Genellikle bu tür şahıslar belli alanlarda sergiledikleri başarılarının hatırına kaprisleri veya zayıf karakter özellikleri içinde yer aldıkları toplumları tarafından hoş görülen insanlardır. Bu "hoşgörü ücreti" cemaatleri tarafından asosyal şairlere, kaprisli sanatçılara, sorumsuz veya kinik entelektüellere sıra dışı özelliklerinden dolayı ödenir.
Peygamberin en önemli özelliği ise tam da bu parçalanmış ve her biri başka bir şahsiyete dağılmış insani özellikleri tek bir şahsiyet içinde derleyip toparlamış, bütünleştirmiş olmasıdır. Sorun aslında her zaman ve her yerde karşılaşılabilen yaygın bir sorundur.
Özelikle günümüzde, yani "insanın sonu" diye bir temadan söz açıldığı günümüzde, parçalanmış şahsiyet, çağdaş varoluşumuz içindeki en trajik boyutlardan biridir.

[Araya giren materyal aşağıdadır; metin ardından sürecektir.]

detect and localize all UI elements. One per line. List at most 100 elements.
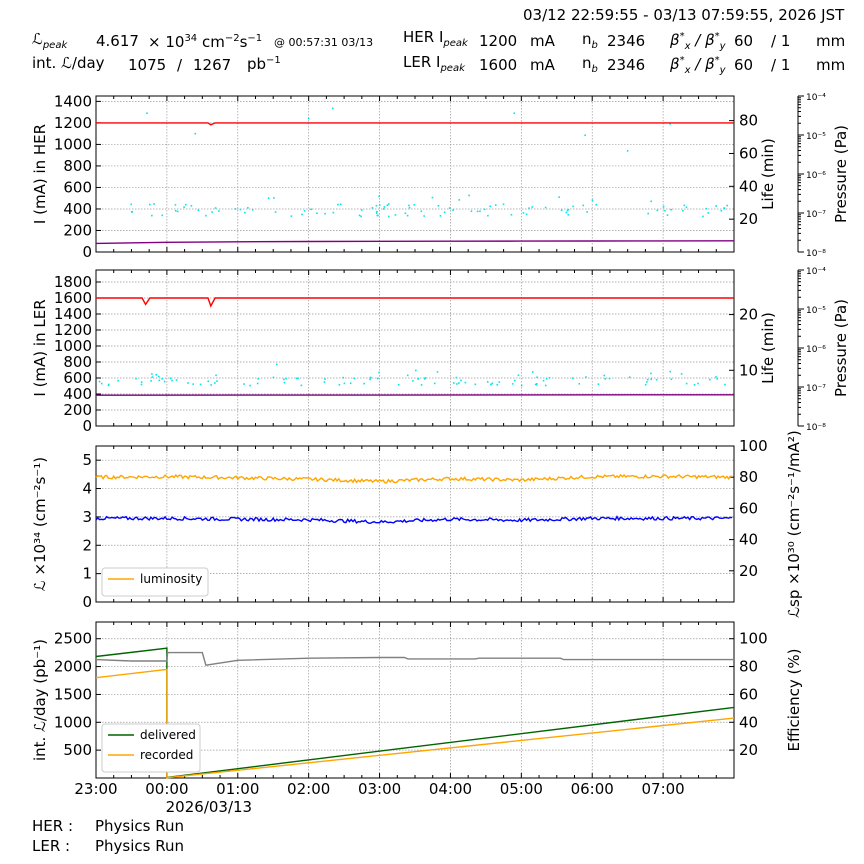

Peygamber gibi bir şahsiyetin varoluşu veya onun gibi bir şahsiyetin bir örnek olarak var olabilme ihtimali veya gerçekliği Allah'ın insanlığa en büyük rahmetinin bir sonucudur. O (S) ideal olanın bu dünyadaki tezahürünün gerçekçi imkânını temsil ediyor. İdeal olanın bizden pek de uzakta olmadığının ispatıdır. Allah'ın şefkat ve merhametiyle arınmak isteyen herkes için çok yakın bir imkândır.

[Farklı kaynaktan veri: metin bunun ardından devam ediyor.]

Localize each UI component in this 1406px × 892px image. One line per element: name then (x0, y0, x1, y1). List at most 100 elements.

Üstelik hiç kimsenin bir rahmet olarak tecelli eden Hz. Muhammed'in bu mümkün ve gerçek şahsiyeti için bir bedel ödemesi gerekmiyor. Bu bütünlüğünden dolayı hiç kimseden onun herhangi bir özelliğine katlanması beklenmiyor. Onun katlanılacak hiçbir özelliği yok. İnsanlığa kazandırdıklarından dolayı insanların katlanmasını gerektirecek, toplumuna yük oluşturacak hiçbir özelliği yok. Onun liderliği ölmüş bir toplumu ihya etti, canlandırdı.

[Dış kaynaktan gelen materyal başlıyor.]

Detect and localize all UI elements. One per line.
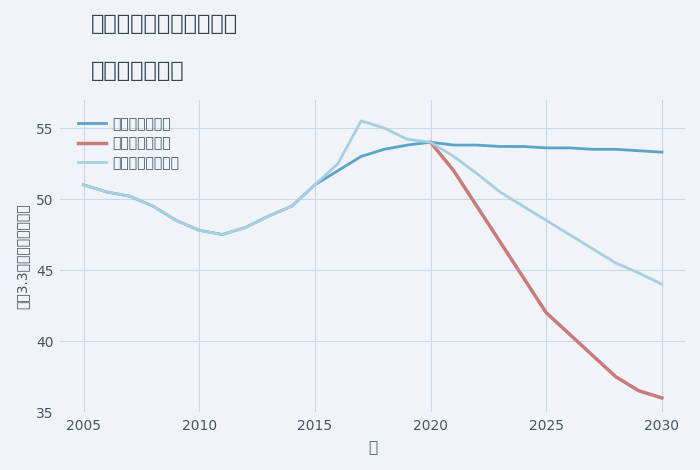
グッドシナリオ bbox=[496, 144, 504, 149]
グッドシナリオ bbox=[565, 145, 573, 151]
グッドシナリオ bbox=[403, 142, 412, 148]
ノーマルシナリオ bbox=[496, 189, 504, 195]
グッドシナリオ bbox=[334, 168, 342, 173]
グッドシナリオ bbox=[241, 225, 250, 230]
ノーマルシナリオ bbox=[172, 218, 181, 223]
バッドシナリオ bbox=[611, 374, 620, 379]
バッドシナリオ bbox=[634, 388, 643, 393]
グッドシナリオ bbox=[634, 148, 643, 154]
ノーマルシナリオ bbox=[611, 260, 620, 266]
ノーマルシナリオ bbox=[426, 140, 435, 145]
ノーマルシナリオ bbox=[658, 282, 666, 287]
ノーマルシナリオ bbox=[634, 270, 643, 276]
グッドシナリオ bbox=[542, 145, 550, 151]
ノーマルシナリオ bbox=[403, 137, 412, 142]
ノーマルシナリオ bbox=[380, 125, 389, 131]
Line: バッドシナリオ: バッドシナリオ bbox=[430, 142, 662, 398]
グッドシナリオ bbox=[357, 154, 365, 159]
ノーマルシナリオ bbox=[565, 232, 573, 237]
ノーマルシナリオ bbox=[195, 227, 204, 233]
Line: グッドシナリオ: グッドシナリオ bbox=[83, 142, 662, 235]
ノーマルシナリオ bbox=[241, 225, 250, 230]
バッドシナリオ bbox=[542, 310, 550, 315]
グッドシナリオ bbox=[658, 149, 666, 155]
バッドシナリオ bbox=[519, 274, 527, 280]
ノーマルシナリオ bbox=[473, 171, 481, 176]
グッドシナリオ bbox=[426, 140, 435, 145]
バッドシナリオ bbox=[565, 331, 573, 337]
ノーマルシナリオ bbox=[102, 189, 111, 195]
ノーマルシナリオ bbox=[542, 218, 550, 223]
ノーマルシナリオ bbox=[125, 193, 134, 199]
グッドシナリオ bbox=[611, 147, 620, 152]
ノーマルシナリオ bbox=[357, 118, 365, 124]
バッドシナリオ bbox=[658, 395, 666, 401]
ノーマルシナリオ bbox=[449, 154, 458, 159]
グッドシナリオ bbox=[172, 218, 181, 223]
Line: ノーマルシナリオ: ノーマルシナリオ bbox=[83, 121, 662, 284]
グッドシナリオ bbox=[519, 144, 527, 149]
グッドシナリオ bbox=[79, 182, 88, 188]
Text: 土地の価格推移: 土地の価格推移 bbox=[91, 61, 185, 81]
ノーマルシナリオ bbox=[288, 204, 296, 209]
ノーマルシナリオ bbox=[334, 161, 342, 166]
ノーマルシナリオ bbox=[218, 232, 227, 237]
X-axis label: 年: 年 bbox=[368, 440, 377, 455]
グッドシナリオ bbox=[449, 142, 458, 148]
Text: 兵庫県西宮市宝生ヶ丘の: 兵庫県西宮市宝生ヶ丘の bbox=[91, 14, 238, 34]
グッドシナリオ bbox=[588, 147, 596, 152]
グッドシナリオ bbox=[125, 193, 134, 199]
グッドシナリオ bbox=[218, 232, 227, 237]
グッドシナリオ bbox=[265, 213, 273, 219]
ノーマルシナリオ bbox=[265, 213, 273, 219]
ノーマルシナリオ bbox=[311, 182, 319, 188]
ノーマルシナリオ bbox=[588, 246, 596, 251]
ノーマルシナリオ bbox=[519, 204, 527, 209]
Legend: グッドシナリオ, バッドシナリオ, ノーマルシナリオ: グッドシナリオ, バッドシナリオ, ノーマルシナリオ bbox=[74, 113, 183, 174]
バッドシナリオ bbox=[588, 352, 596, 358]
グッドシナリオ bbox=[473, 142, 481, 148]
グッドシナリオ bbox=[311, 182, 319, 188]
グッドシナリオ bbox=[380, 147, 389, 152]
バッドシナリオ bbox=[473, 204, 481, 209]
グッドシナリオ bbox=[288, 204, 296, 209]
Y-axis label: 坪（3.3㎡）単価（万円）: 坪（3.3㎡）単価（万円） bbox=[15, 203, 29, 309]
バッドシナリオ bbox=[496, 239, 504, 244]
ノーマルシナリオ bbox=[79, 182, 88, 188]
バッドシナリオ bbox=[449, 168, 458, 173]
ノーマルシナリオ bbox=[148, 204, 157, 209]
グッドシナリオ bbox=[102, 189, 111, 195]
グッドシナリオ bbox=[195, 227, 204, 233]
グッドシナリオ bbox=[148, 204, 157, 209]
バッドシナリオ bbox=[426, 140, 435, 145]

Ölüm dünya ile ilgili umutların ve duyguların tükenmesidir. O'nun aynı zamanda deha ve derin bir estetik anlayış özellikleriyle yoğrulmuş karizmatik bir şahsiyeti vardı. Savaş meydanında mükemmel bir kumandan iken toplumsal hayatında son derece şefkatli, merhametli ve barışçıl bir şahsiyetti. Çocukları, özelikle de torunlarını severken O'nu alabildiğine çocuksu davranışlar içinde görebilirsiniz. Tam bu esnada birileri tarafından ciddiyetine, ağır kişilik imajına halel gelebileceği endişesiyle uyarıldığında verdiği cevap bütün zamanlar için büyük bir düstur haline gelecektir: "Merhamet etmeyene merhamet olunmaz".
Kutlu Doğumu şu kalpsiz dünyanın gündemine getirme yönünde sergilediği olağanüstü ve güzel gayretten dolayı Diyanet İşleri Başkanına ve bütün Diyanet camiasına teşekkür ediyoruz.